(Baseball has always been about euphemism. Failing players are never fired. They are “designated for assignment.” If they are sent back to the boonies to relearn the game they have evidently forgotten how to play, they are “optioned,” though there is nothing optional about it. Their vote on the matter is not considered.)
But player feelings are particularly valued these days! Aaron Hicks, the Yankees’ $10 million-a-year center fielder, recently asked to sit out a game because he’d been rendered melancholy by the national news of the day. The national news of the day was indeed tragic, and infuriating, but the other 779 major leaguers somehow managed to tough it out. The Yankees granted Hicks’s request without complaint. Morale! (In 2003 Brett Favre played a game the day after his dad died suddenly; he threw for 399 yards and four touchdowns, but I am not making comparisons inasmuch as any implied criticism might affect the Yankees’ morale and stall their momentum, and I love the Yankees.)
My point is that in this baseball season, predictably, we have returned to the arena of “scuffling just a little bit.” I’ve written about this phrase before. Managers and coaches don’t want to say their players are “sucking like a Schwarzschild black hole.” Morale! So, “scuffling a little bit” is back in force and as always is absolutely beautiful and bewildering in its understatement.
“Scuffling” is a word without contextual meaning — technically, it means fighting or walking in a shambling manner — but coaches and managers, seeking the balm of euphemism, apply it to players who are playing dreadfully. Consider:
“We’ve been scuffling a little bit,” Cubs manager David Ross recently said of his team. He was referring to six games played against their archrivals, the Milwaukee Brewers, during which they’d hit .129 as a team. That is roughly what my batting average would have been, or yours. How badly had they been playing?
A reporter who covers the team — these guys are not known for being harsh on the men they must rely on for access — wrote,
“The Cubs might be last in hitting, but they’re first in pained expressions while trudging back to the dugout after strikeouts.”
Meanwhile, beyond the understatements, a whole new and opposite and proactive category of baseball mealy-mouthing has arisen of late: overstatements not designed to forestall depression but to advance elation. All over, you find people being declared by their coaches, or teammates, or even fawning journos, as “the most underrated” in the sport. You would think that logically there would be one such person, or two at the most, but there are dozens, players whose self-esteem their managers are trying to boost, whether they deserve it or not.

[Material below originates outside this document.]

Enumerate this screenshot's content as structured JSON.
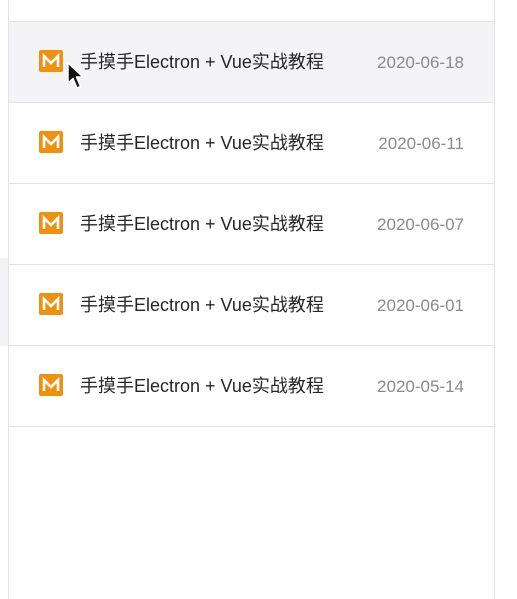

The following players are among them: the melancholy Aaron Hicks, Royals outfielder Andrew Benintendi and Mariners lefty Marco Gonzales. As of this writing, Aaron is batting .179, Andrew is batting .227 and Marco’s earned run average is eight. “Eight” is not actually a term generally associated with professional earned run averages. It would be as though you reported, straight faced, that you had “seven-putted” a green.
There are even more “most underrated” if you qualified it with “probably,” the quintessential mealy-mouthed touch.
My worry is that there is evidence this trend is spreading beyond the sports world — even beyond our continent, over the pond. I am reading a story right now from the Telegraph of London. It quotes a German newspaper that described the late Prince Philip as “probably the most underrated royal of his generation.”
Fortunately, Prince Philip no longer has to worry about being underrated. He has been designated for assignment.